You may be familiar with the Glavin Family Chapel on campus and its two walls of beautiful stained glass. But you may not know the walls were fabricated by Babson alumna Maria Serpentino ’78, P’05, and her husband, Roberto Rosa, of their family-owned business, Serpentino Stained Glass Studio.
The studio fabricates new windows and restores old ones for places such as libraries, town halls, theaters, colleges, and, of course, houses of worship. A successful conservation project saves as much of the original as possible, which is difficult when dealing with artwork that has been exposed to the elements. Few firms do the work that her company does, says Serpentino. “We often collaborate with preservationists and historians.”
One notable project involved duplicating a historic Charles J. Connick stained-glass window for a University of Tennessee, Knoxville sorority. Because the sorority was not given permission to move the original into their new house, the studio made an exact replica using photographs and architectural measurements.

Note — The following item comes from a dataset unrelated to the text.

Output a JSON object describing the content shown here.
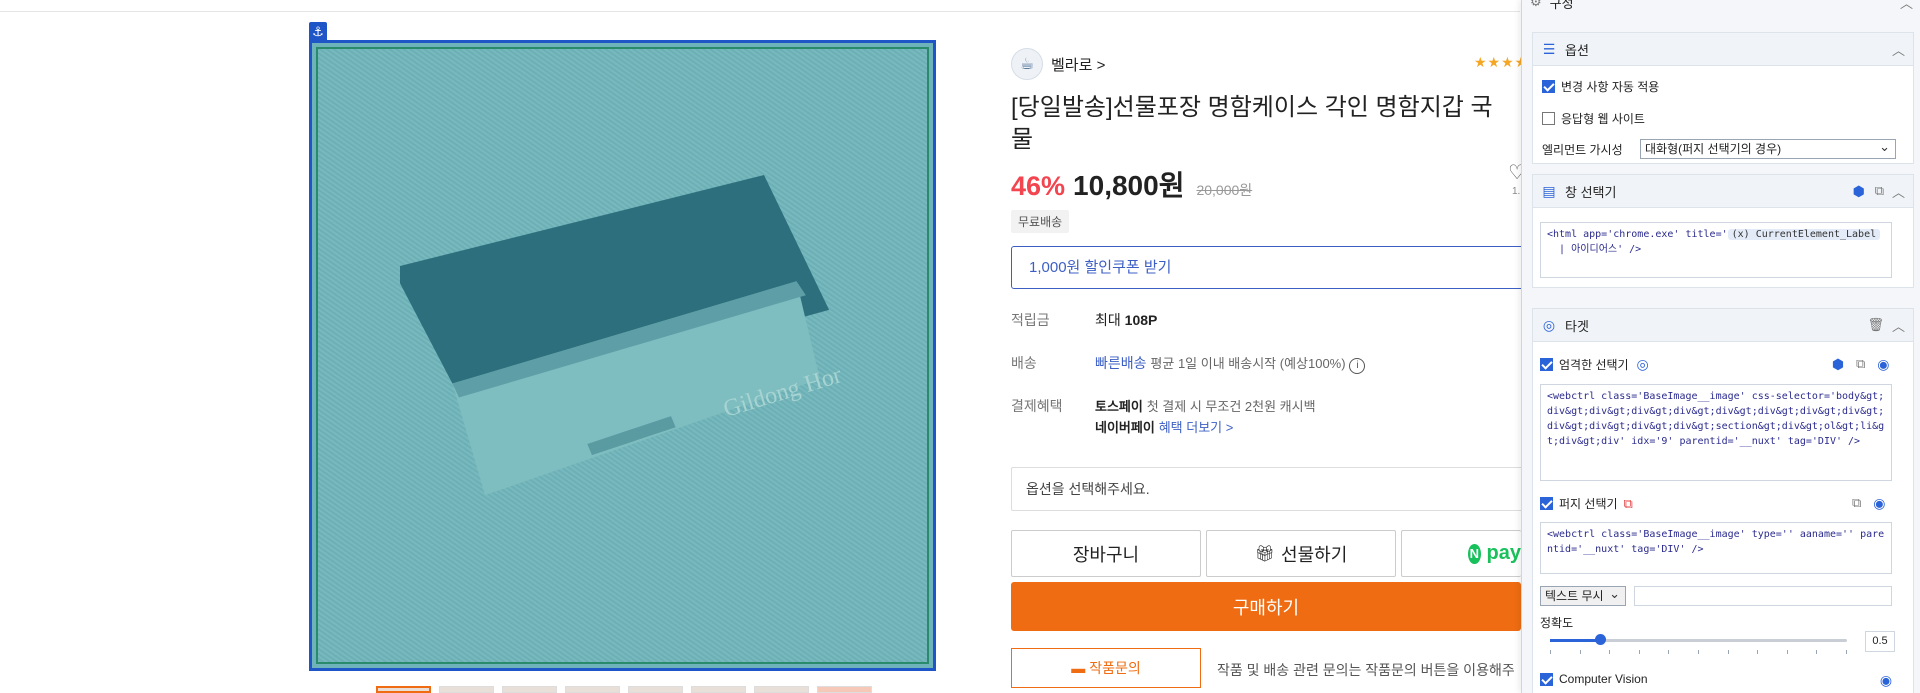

So far, Serpentino’s favorite project was restoring 13 opalescent stained-glass windows created in the late 1800s by American artist John La Farge. Among them, the window depicting St. John the Evangelist (shown here) proved the most difficult. “Besides conserving and retaining more than 85 percent of the lead matrix and repairing the cracked glass, the biggest challenge was St. John’s painted face,” says Serpentino. “Our stained-glass painter, Matthew Fallon, restored life to a part of the face that had completely deteriorated.”
But the best part of the La Farge project, says Serpentino, “was that the clients appreciated the artistry of the glass and the importance of its historical value.” All 13 windows are in Salve Regina University’s new Our Lady of Mercy Chapel, which was designed specifically with the windows in mind.